Principaux renseignements
- Le gouvernement néerlandais a bloqué l’acquisition de Solvinity par Kyndryl afin de protéger la sécurité nationale.
- Les lois américaines en matière de surveillance menacent la confidentialité des données sensibles des citoyens DigiD.
- Les défenses stratégiques nationales ciblent désormais les intérêts américains au même titre que les adversaires traditionnels.
Willemijn Aerdts, secrétaire d’État aux Affaires économiques, a officiellement bloqué l’acquisition de Solvinity. C’est la société chargée de la gestion de DigiD. Cette décision fait suite à une recommandation du Bureau de contrôle des investissements (BTI). Ce organe avait averti que cette vente constituait une menace importante pour la sécurité nationale et les intérêts publics des Pays-Bas.
La sécurité avant la concurrence
Le BTI est un organisme de surveillance chargé de veiller à ce que les entreprises essentielles à l’infrastructure stratégique du pays ne tombent pas sous l’influence de puissances potentiellement hostiles. Alors que l’Autorité des consommateurs et des marchés (ACM) avait précédemment approuvé l’opération du point de vue de la concurrence, le mandat du BTI porte spécifiquement sur les risques pour la sécurité.

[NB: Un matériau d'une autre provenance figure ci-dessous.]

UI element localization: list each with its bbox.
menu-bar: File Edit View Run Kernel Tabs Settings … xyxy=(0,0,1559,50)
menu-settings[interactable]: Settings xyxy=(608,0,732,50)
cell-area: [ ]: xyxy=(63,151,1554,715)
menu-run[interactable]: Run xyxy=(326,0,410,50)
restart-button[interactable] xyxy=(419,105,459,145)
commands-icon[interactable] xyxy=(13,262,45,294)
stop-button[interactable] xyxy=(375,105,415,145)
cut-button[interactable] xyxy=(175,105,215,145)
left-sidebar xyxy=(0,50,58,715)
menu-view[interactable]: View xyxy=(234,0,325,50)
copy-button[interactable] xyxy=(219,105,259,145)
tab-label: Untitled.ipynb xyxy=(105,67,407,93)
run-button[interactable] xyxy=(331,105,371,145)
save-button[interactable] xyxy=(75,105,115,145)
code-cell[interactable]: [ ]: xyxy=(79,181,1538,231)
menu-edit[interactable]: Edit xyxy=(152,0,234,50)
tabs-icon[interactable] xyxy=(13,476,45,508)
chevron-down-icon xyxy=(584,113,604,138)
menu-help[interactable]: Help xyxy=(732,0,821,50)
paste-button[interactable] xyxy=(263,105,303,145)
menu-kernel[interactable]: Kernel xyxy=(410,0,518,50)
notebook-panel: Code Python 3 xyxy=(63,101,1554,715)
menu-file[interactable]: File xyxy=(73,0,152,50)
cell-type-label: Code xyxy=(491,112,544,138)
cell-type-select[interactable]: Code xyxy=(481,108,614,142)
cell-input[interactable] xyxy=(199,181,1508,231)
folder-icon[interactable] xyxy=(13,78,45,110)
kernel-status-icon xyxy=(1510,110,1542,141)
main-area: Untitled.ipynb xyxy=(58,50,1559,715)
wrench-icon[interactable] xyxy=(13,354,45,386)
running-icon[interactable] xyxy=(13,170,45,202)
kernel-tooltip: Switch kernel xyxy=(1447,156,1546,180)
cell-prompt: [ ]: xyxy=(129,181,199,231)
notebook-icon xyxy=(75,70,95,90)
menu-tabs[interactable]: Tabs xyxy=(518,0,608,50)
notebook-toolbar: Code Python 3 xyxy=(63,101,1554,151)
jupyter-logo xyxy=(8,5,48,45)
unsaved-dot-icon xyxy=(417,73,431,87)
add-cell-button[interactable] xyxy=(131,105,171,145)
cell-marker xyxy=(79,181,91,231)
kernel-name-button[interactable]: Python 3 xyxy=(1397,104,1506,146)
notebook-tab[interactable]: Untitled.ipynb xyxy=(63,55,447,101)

L’acquisition était prévue par Kyndryl, une filiale du géant américain IBM. Cette perspective a suscité une vive inquiétude au sein du parlement néerlandais, car Solvinity gère le logiciel de DigiD. C’est le principal portail par lequel les citoyens interagissent avec l’administration fiscale, les municipalités et les services judiciaires. Bien que les données soient stockées sur des serveurs locaux, le propriétaire de Solvinity a la capacité de déchiffrer ces informations sensibles.
Le risque de surveillance étrangère
Les inquiétudes portent sur la législation américaine. Elle accorde au gouvernement américain des pouvoirs étendus pour exiger des données auprès d’entreprises nationales. On craint que les États-Unis n’utilisent cet accès pour recueillir des renseignements sur des hauts fonctionnaires néerlandais à des fins de chantage ou pour perturber le recouvrement des impôts afin d’exercer une pression politique sur le gouvernement. Cette méfiance est exacerbée par un climat géopolitique en mutation où les États-Unis ne sont plus automatiquement considérés comme un allié amical, notamment en raison de leur domination dans le secteur des technologies de l’information.
Ces risques ne sont pas purement théoriques. Des événements récents illustrent comment les capacités techniques américaines peuvent être utilisées à des fins de représailles politiques. Le gouvernement américain avit l’accès aux e-mails du procureur général de la Cour pénale internationale après qu’il eut demandé un mandat d’arrêt contre Benjamin Netanyahu.
Mise à jour des défenses stratégiques
Le cadre juridique actuel a été conçu pour protéger les infrastructures vitales. Alors que ces lois avaient initialement pour but de se prémunir contre les menaces provenant de la Russie ou de la Chine, elles s’appliquent désormais aux intérêts américains.
Le secrétaire d’État Aerdts a agi rapidement pour prononcer l’interdiction. Ca a passsé après avoir reçu des indications selon lesquelles l’accord était sur le point d’être conclu. En réponse, Kyndryl a exprimé sa déception. Il affirmait que le processus était devenu excessivement politisé, ce qui occultait les avantages potentiels de la fusion.